On the face of it, I can understand your point of view that we would be crazy to agree to the proposed VR. Would it make a difference to the situation if the company was broke and was being finacially supported by the Government and it has been implied to us that the Government will only pay our 6 weeks/year terms if the Minister gets his orderly transition that he's asked for? I have spoken with an advisor on the ACAS helpline who stated that affordability does not come into the situation. That may be the case, but if there is no money in the bank, where does the millions necessary come from to fund the redundency package? In our case, the money is from the state and this money appears to have strings attached.

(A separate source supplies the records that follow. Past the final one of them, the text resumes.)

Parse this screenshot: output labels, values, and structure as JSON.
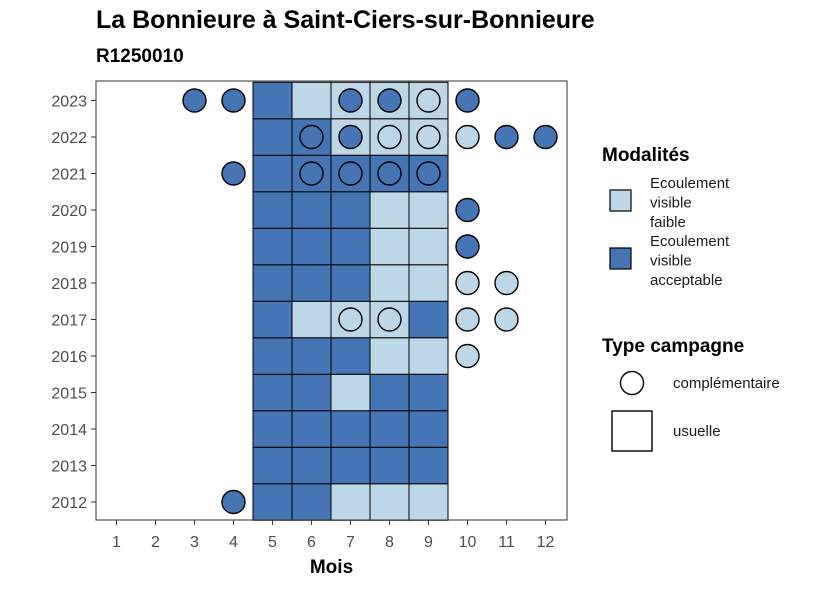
{
  "chart_data": {
    "type": "heatmap",
    "title": "La Bonnieure à Saint-Ciers-sur-Bonnieure",
    "subtitle": "R1250010",
    "xlabel": "Mois",
    "ylabel": "",
    "x_ticks": [
      "1",
      "2",
      "3",
      "4",
      "5",
      "6",
      "7",
      "8",
      "9",
      "10",
      "11",
      "12"
    ],
    "y_ticks": [
      "2012",
      "2013",
      "2014",
      "2015",
      "2016",
      "2017",
      "2018",
      "2019",
      "2020",
      "2021",
      "2022",
      "2023"
    ],
    "colors": {
      "faible": "#bdd7e7",
      "acceptable": "#4575b4",
      "outline": "#000000"
    },
    "legend": {
      "modalites_title": "Modalités",
      "modalites": [
        {
          "key": "faible",
          "lines": [
            "Ecoulement",
            "visible",
            "faible"
          ]
        },
        {
          "key": "acceptable",
          "lines": [
            "Ecoulement",
            "visible",
            "acceptable"
          ]
        }
      ],
      "type_title": "Type campagne",
      "types": [
        {
          "key": "circle",
          "label": "complémentaire"
        },
        {
          "key": "square",
          "label": "usuelle"
        }
      ]
    },
    "observations": [
      {
        "year": 2012,
        "month": 4,
        "type": "complementaire",
        "modalite": "acceptable"
      },
      {
        "year": 2012,
        "month": 5,
        "type": "usuelle",
        "modalite": "acceptable"
      },
      {
        "year": 2012,
        "month": 6,
        "type": "usuelle",
        "modalite": "acceptable"
      },
      {
        "year": 2012,
        "month": 7,
        "type": "usuelle",
        "modalite": "faible"
      },
      {
        "year": 2012,
        "month": 8,
        "type": "usuelle",
        "modalite": "faible"
      },
      {
        "year": 2012,
        "month": 9,
        "type": "usuelle",
        "modalite": "faible"
      },
      {
        "year": 2013,
        "month": 5,
        "type": "usuelle",
        "modalite": "acceptable"
      },
      {
        "year": 2013,
        "month": 6,
        "type": "usuelle",
        "modalite": "acceptable"
      },
      {
        "year": 2013,
        "month": 7,
        "type": "usuelle",
        "modalite": "acceptable"
      },
      {
        "year": 2013,
        "month": 8,
        "type": "usuelle",
        "modalite": "acceptable"
      },
      {
        "year": 2013,
        "month": 9,
        "type": "usuelle",
        "modalite": "acceptable"
      },
      {
        "year": 2014,
        "month": 5,
        "type": "usuelle",
        "modalite": "acceptable"
      },
      {
        "year": 2014,
        "month": 6,
        "type": "usuelle",
        "modalite": "acceptable"
      },
      {
        "year": 2014,
        "month": 7,
        "type": "usuelle",
        "modalite": "acceptable"
      },
      {
        "year": 2014,
        "month": 8,
        "type": "usuelle",
        "modalite": "acceptable"
      },
      {
        "year": 2014,
        "month": 9,
        "type": "usuelle",
        "modalite": "acceptable"
      },
      {
        "year": 2015,
        "month": 5,
        "type": "usuelle",
        "modalite": "acceptable"
      },
      {
        "year": 2015,
        "month": 6,
        "type": "usuelle",
        "modalite": "acceptable"
      },
      {
        "year": 2015,
        "month": 7,
        "type": "usuelle",
        "modalite": "faible"
      },
      {
        "year": 2015,
        "month": 8,
        "type": "usuelle",
        "modalite": "acceptable"
      },
      {
        "year": 2015,
        "month": 9,
        "type": "usuelle",
        "modalite": "acceptable"
      },
      {
        "year": 2016,
        "month": 5,
        "type": "usuelle",
        "modalite": "acceptable"
      },
      {
        "year": 2016,
        "month": 6,
        "type": "usuelle",
        "modalite": "acceptable"
      },
      {
        "year": 2016,
        "month": 7,
        "type": "usuelle",
        "modalite": "acceptable"
      },
      {
        "year": 2016,
        "month": 8,
        "type": "usuelle",
        "modalite": "faible"
      },
      {
        "year": 2016,
        "month": 9,
        "type": "usuelle",
        "modalite": "faible"
      },
      {
        "year": 2016,
        "month": 10,
        "type": "complementaire",
        "modalite": "faible"
      },
      {
        "year": 2017,
        "month": 5,
        "type": "usuelle",
        "modalite": "acceptable"
      },
      {
        "year": 2017,
        "month": 6,
        "type": "usuelle",
        "modalite": "faible"
      },
      {
        "year": 2017,
        "month": 7,
        "type": "usuelle",
        "modalite": "faible"
      },
      {
        "year": 2017,
        "month": 7,
        "type": "complementaire",
        "modalite": "faible"
      },
      {
        "year": 2017,
        "month": 8,
        "type": "usuelle",
        "modalite": "faible"
      },
      {
        "year": 2017,
        "month": 8,
        "type": "complementaire",
        "modalite": "faible"
      },
      {
        "year": 2017,
        "month": 9,
        "type": "usuelle",
        "modalite": "acceptable"
      },
      {
        "year": 2017,
        "month": 10,
        "type": "complementaire",
        "modalite": "faible"
      },
      {
        "year": 2017,
        "month": 11,
        "type": "complementaire",
        "modalite": "faible"
      },
      {
        "year": 2018,
        "month": 5,
        "type": "usuelle",
        "modalite": "acceptable"
      },
      {
        "year": 2018,
        "month": 6,
        "type": "usuelle",
        "modalite": "acceptable"
      },
      {
        "year": 2018,
        "month": 7,
        "type": "usuelle",
        "modalite": "acceptable"
      },
      {
        "year": 2018,
        "month": 8,
        "type": "usuelle",
        "modalite": "faible"
      },
      {
        "year": 2018,
        "month": 9,
        "type": "usuelle",
        "modalite": "faible"
      },
      {
        "year": 2018,
        "month": 10,
        "type": "complementaire",
        "modalite": "faible"
      },
      {
        "year": 2018,
        "month": 11,
        "type": "complementaire",
        "modalite": "faible"
      },
      {
        "year": 2019,
        "month": 5,
        "type": "usuelle",
        "modalite": "acceptable"
      },
      {
        "year": 2019,
        "month": 6,
        "type": "usuelle",
        "modalite": "acceptable"
      },
      {
        "year": 2019,
        "month": 7,
        "type": "usuelle",
        "modalite": "acceptable"
      },
      {
        "year": 2019,
        "month": 8,
        "type": "usuelle",
        "modalite": "faible"
      },
      {
        "year": 2019,
        "month": 9,
        "type": "usuelle",
        "modalite": "faible"
      },
      {
        "year": 2019,
        "month": 10,
        "type": "complementaire",
        "modalite": "acceptable"
      },
      {
        "year": 2020,
        "month": 5,
        "type": "usuelle",
        "modalite": "acceptable"
      },
      {
        "year": 2020,
        "month": 6,
        "type": "usuelle",
        "modalite": "acceptable"
      },
      {
        "year": 2020,
        "month": 7,
        "type": "usuelle",
        "modalite": "acceptable"
      },
      {
        "year": 2020,
        "month": 8,
        "type": "usuelle",
        "modalite": "faible"
      },
      {
        "year": 2020,
        "month": 9,
        "type": "usuelle",
        "modalite": "faible"
      },
      {
        "year": 2020,
        "month": 10,
        "type": "complementaire",
        "modalite": "acceptable"
      },
      {
        "year": 2021,
        "month": 4,
        "type": "complementaire",
        "modalite": "acceptable"
      },
      {
        "year": 2021,
        "month": 5,
        "type": "usuelle",
        "modalite": "acceptable"
      },
      {
        "year": 2021,
        "month": 6,
        "type": "usuelle",
        "modalite": "acceptable"
      },
      {
        "year": 2021,
        "month": 6,
        "type": "complementaire",
        "modalite": "acceptable"
      },
      {
        "year": 2021,
        "month": 7,
        "type": "usuelle",
        "modalite": "acceptable"
      },
      {
        "year": 2021,
        "month": 7,
        "type": "complementaire",
        "modalite": "acceptable"
      },
      {
        "year": 2021,
        "month": 8,
        "type": "usuelle",
        "modalite": "acceptable"
      },
      {
        "year": 2021,
        "month": 8,
        "type": "complementaire",
        "modalite": "acceptable"
      },
      {
        "year": 2021,
        "month": 9,
        "type": "usuelle",
        "modalite": "acceptable"
      },
      {
        "year": 2021,
        "month": 9,
        "type": "complementaire",
        "modalite": "acceptable"
      },
      {
        "year": 2022,
        "month": 5,
        "type": "usuelle",
        "modalite": "acceptable"
      },
      {
        "year": 2022,
        "month": 6,
        "type": "usuelle",
        "modalite": "acceptable"
      },
      {
        "year": 2022,
        "month": 6,
        "type": "complementaire",
        "modalite": "acceptable"
      },
      {
        "year": 2022,
        "month": 7,
        "type": "usuelle",
        "modalite": "faible"
      },
      {
        "year": 2022,
        "month": 7,
        "type": "complementaire",
        "modalite": "acceptable"
      },
      {
        "year": 2022,
        "month": 8,
        "type": "usuelle",
        "modalite": "faible"
      },
      {
        "year": 2022,
        "month": 8,
        "type": "complementaire",
        "modalite": "faible"
      },
      {
        "year": 2022,
        "month": 9,
        "type": "usuelle",
        "modalite": "faible"
      },
      {
        "year": 2022,
        "month": 9,
        "type": "complementaire",
        "modalite": "faible"
      },
      {
        "year": 2022,
        "month": 10,
        "type": "complementaire",
        "modalite": "faible"
      },
      {
        "year": 2022,
        "month": 11,
        "type": "complementaire",
        "modalite": "acceptable"
      },
      {
        "year": 2022,
        "month": 12,
        "type": "complementaire",
        "modalite": "acceptable"
      },
      {
        "year": 2023,
        "month": 3,
        "type": "complementaire",
        "modalite": "acceptable"
      },
      {
        "year": 2023,
        "month": 4,
        "type": "complementaire",
        "modalite": "acceptable"
      },
      {
        "year": 2023,
        "month": 5,
        "type": "usuelle",
        "modalite": "acceptable"
      },
      {
        "year": 2023,
        "month": 6,
        "type": "usuelle",
        "modalite": "faible"
      },
      {
        "year": 2023,
        "month": 7,
        "type": "usuelle",
        "modalite": "faible"
      },
      {
        "year": 2023,
        "month": 7,
        "type": "complementaire",
        "modalite": "acceptable"
      },
      {
        "year": 2023,
        "month": 8,
        "type": "usuelle",
        "modalite": "faible"
      },
      {
        "year": 2023,
        "month": 8,
        "type": "complementaire",
        "modalite": "acceptable"
      },
      {
        "year": 2023,
        "month": 9,
        "type": "usuelle",
        "modalite": "faible"
      },
      {
        "year": 2023,
        "month": 9,
        "type": "complementaire",
        "modalite": "faible"
      },
      {
        "year": 2023,
        "month": 10,
        "type": "complementaire",
        "modalite": "acceptable"
      }
    ]
  }
}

I am a union member (Prospect) and I beleive they offer legal advice. Approx 60-70% of staff are in the union and they seem to think this is the best deal they could get.
- 12-04-11, 11:49 AM #4
You really do need to get your unions view on this. Affordability is certainly not the issue here - and I suspect that the issue is actually to reduce your terms and conditions before a TUPE transfer in order to make the pacakage for the new employer more attractive. Where the employer gets the money to fund the redundancy package is not your concern, it is theirs. But six months notice has to be paid for anyway - they have more than sufficient time to serve notice (if required) before March 2012, and since they are suggesting that the actual redundancy package is affordable, it matters not what the notice period is in terms of cost to them - serve notice now (if applicable) or in six months and the time between now and next March remains the same length! The length of notice is an administrative issue - not a cost one. This sounds like an excuse to undermine your rights before a TUPE - and I think that if I were handing away such rights I would expect something better than what I was already entitled to as a pay off.